Constitutional Provisions Regarding Expenditure
- Article 112: Mentions the “Expenditure Charged on the Consolidated Fund of India,” which is not put to vote in Parliament (e.g., salaries of the President, Judges of the Supreme Court, and CAG).
- Article 113: Procedure in Parliament with respect to estimates and the “Demands for Grants.”
- Article 114: Appropriation Bills, which provide the legal authority to withdraw money from the Consolidated Fund.
Trends and Facts in Indian Public Expenditure
- Interest Burden: Interest payments consistently consume roughly 20-25% of India’s total revenue receipts.
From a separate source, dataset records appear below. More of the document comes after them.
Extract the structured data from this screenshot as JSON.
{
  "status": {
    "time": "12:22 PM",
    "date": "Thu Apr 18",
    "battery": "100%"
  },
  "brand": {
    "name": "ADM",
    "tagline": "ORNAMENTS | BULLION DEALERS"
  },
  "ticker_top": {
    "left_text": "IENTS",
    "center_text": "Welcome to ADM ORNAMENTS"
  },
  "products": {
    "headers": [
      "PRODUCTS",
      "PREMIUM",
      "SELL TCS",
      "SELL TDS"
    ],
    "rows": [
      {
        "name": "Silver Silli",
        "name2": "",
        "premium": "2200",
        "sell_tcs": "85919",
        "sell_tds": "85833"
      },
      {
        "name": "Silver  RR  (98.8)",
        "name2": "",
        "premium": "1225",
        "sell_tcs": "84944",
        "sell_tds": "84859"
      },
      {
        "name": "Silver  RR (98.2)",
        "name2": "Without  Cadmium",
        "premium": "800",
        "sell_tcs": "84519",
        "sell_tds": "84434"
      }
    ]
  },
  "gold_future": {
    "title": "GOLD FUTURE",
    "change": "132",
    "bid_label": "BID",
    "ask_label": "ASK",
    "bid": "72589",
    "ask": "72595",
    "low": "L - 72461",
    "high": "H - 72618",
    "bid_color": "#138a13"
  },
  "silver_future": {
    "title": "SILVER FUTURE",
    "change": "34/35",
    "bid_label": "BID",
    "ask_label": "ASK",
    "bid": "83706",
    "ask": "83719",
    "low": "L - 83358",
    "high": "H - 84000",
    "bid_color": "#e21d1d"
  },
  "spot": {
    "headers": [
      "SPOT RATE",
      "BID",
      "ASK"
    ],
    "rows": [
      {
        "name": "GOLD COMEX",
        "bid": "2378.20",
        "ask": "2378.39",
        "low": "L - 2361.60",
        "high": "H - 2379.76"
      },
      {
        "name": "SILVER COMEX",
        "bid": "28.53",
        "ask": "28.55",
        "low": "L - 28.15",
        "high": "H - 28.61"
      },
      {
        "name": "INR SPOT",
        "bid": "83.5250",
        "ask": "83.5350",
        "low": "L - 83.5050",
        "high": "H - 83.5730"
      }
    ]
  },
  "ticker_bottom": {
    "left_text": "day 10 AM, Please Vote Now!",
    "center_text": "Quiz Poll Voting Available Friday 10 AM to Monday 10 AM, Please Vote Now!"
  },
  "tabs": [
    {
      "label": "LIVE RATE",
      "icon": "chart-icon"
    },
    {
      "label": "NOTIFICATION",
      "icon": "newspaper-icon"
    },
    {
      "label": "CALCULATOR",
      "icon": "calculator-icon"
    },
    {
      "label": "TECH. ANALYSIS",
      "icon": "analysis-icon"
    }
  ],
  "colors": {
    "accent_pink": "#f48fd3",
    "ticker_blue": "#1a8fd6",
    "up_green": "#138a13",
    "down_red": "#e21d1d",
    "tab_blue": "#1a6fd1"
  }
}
- Defense Spending: India is consistently among the top five global spenders on defense, though a significant portion goes toward revenue expenditure (pensions and salaries) rather than modernization (Capex).
- Fiscal Consolidation: The FRBM (Fiscal Responsibility and Budget Management) Act, 2003, mandates the government to reduce the fiscal deficit and eliminate the revenue deficit to ensure sustainable public spending.
- Subsidies: While food subsidies are the largest, there has been a significant shift toward “Direct Benefit Transfer” (DBT) to reduce leakages in public expenditure.
- Capital Expenditure Push: Post-2020, the Indian government has significantly increased the “Capex” outlay (e.g., PM Gati Shakti) to revive private investment and infrastructure.